Make Carolina Day a State Holiday By Dr. Walter Edgar
The Board of Managers and the general membership of the South Carolina
Historical Society are concerned with the decreasing emphasis on
American and South Carolina history in our state’s schools. While it is
not peculiar to our state, it would seem that in a state where history
has clearly shaped us as a people, that it is important for rising
generations to be aware of who they are and from whence they have come.
The decline in the study of history is nothing short of a scandal. For a
state as rich in history as South Carolina, the chagrin and shame should
be double that of most of the remaining forty-nine.
One of the things that I have learned in my more than three decades in
the college classroom and in working with secondary-school teachers is
that young people have a better appreciation for history when they can
relate it to their place, that history happened here—not in some far
away place. And, there can be no better appreciation than a state
holiday that is uniquely South Carolina’s.
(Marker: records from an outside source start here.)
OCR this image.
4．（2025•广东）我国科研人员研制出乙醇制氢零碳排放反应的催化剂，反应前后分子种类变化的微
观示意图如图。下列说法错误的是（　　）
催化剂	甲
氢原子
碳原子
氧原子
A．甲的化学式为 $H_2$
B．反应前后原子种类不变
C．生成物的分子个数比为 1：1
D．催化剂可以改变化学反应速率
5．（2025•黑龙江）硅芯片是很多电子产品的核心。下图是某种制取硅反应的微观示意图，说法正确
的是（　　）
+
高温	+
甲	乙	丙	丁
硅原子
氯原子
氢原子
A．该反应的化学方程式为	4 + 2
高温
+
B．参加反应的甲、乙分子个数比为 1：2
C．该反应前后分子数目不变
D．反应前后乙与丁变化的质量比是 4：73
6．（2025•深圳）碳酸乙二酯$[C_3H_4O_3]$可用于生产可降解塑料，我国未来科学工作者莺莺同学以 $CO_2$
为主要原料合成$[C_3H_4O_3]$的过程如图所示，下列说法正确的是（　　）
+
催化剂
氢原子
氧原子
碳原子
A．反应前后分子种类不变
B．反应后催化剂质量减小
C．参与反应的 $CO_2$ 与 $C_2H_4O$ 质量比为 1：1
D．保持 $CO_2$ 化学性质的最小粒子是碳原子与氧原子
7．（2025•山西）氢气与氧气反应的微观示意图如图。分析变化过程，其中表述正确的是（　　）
Yet, despite the incredibly important things that have occurred in South
Carolina, there is not a single state holiday that commemorates anything
that is solely ours. We observe events related to someone or something
outside of South Carolina. While South Carolina might have been a party
to the persons or events observed, somehow there is a public sense that
we Carolinians haven’t our own events worthy of a state holiday—when the
opposite is clearly true.
On June 28, 1776, South Carolina military forces triumphed over both the
Royal Navy and the British Army at the Battle of Sullivan’s Island. This
signal event was acknowledged by the Continental Congress with a silver
medal and the symbols associated with that glorious victory are present
in our state seal and on our state flag.
For many years after the battle, South Carolinians observed Palmetto Day
on June 28th. It was their special holiday. It was a tribute to the
patriots of 1776 who fought and died for American and South Carolina
freedom. In New England today, Patriot Day commemorates the Battles of
Lexington and Concord. There is public recognition of the role that
Massachusetts played in the founding of our nation. The Battle of
Sullivan’s Island is just as significant—if not more so.
Are we in South Carolina less proud of our state’s history than the
residents of the Bay State? I could argue otherwise, but the list of
public holidays speaks for itself. By not observing this signal victory,
we Carolinians permit New Englanders to continue to claim credit for the
founding of the nation. This is nothing new. In 1856, on the first
anniversary of the founding of our Society, Dr. Frederick Porcher of the
College of Charleston said:
“What child has not been taught to believe religiously, that all that is good, all that is noble, all that is venerable in our country is derived from the Puritan who landed on the rock at Plymouth? And whatever we enjoy of civilization, but the force of that great wave which receives its central impetus from that respectable piece of granite?”
Isn’t it time that we reclaimed our rightful place in American history
and honor the brave men and women who (in the words of Boston Brahmin
George Bancroft) “suffered more, and dared more, and achieved more”
than the citizens of any other state?
Each year, in Charleston, York, and a few other places, concerned
Carolinians observe “Carolina Day” on June 28th . However, the
observation is not statewide—as it once was and as it should be again.
Isn’t it time that we as a state reclaimed our rightful place
in history? Cannot we let the rest of the country know that there’s more
to the American Revolution than the skirmishes in Massachusetts?
We ask that you carefully consider lending your support to our effort to make
the observation of June 28th an official state holiday in South Carolina.
Walter Edgar, president of the South Carolina Historical Society, is a history
professor at the University of South Carolina. He has written or edited more
than a dozen books on the American South and South Carolina. The preceding letter
appeared in the Greenville News on June 28, 2006.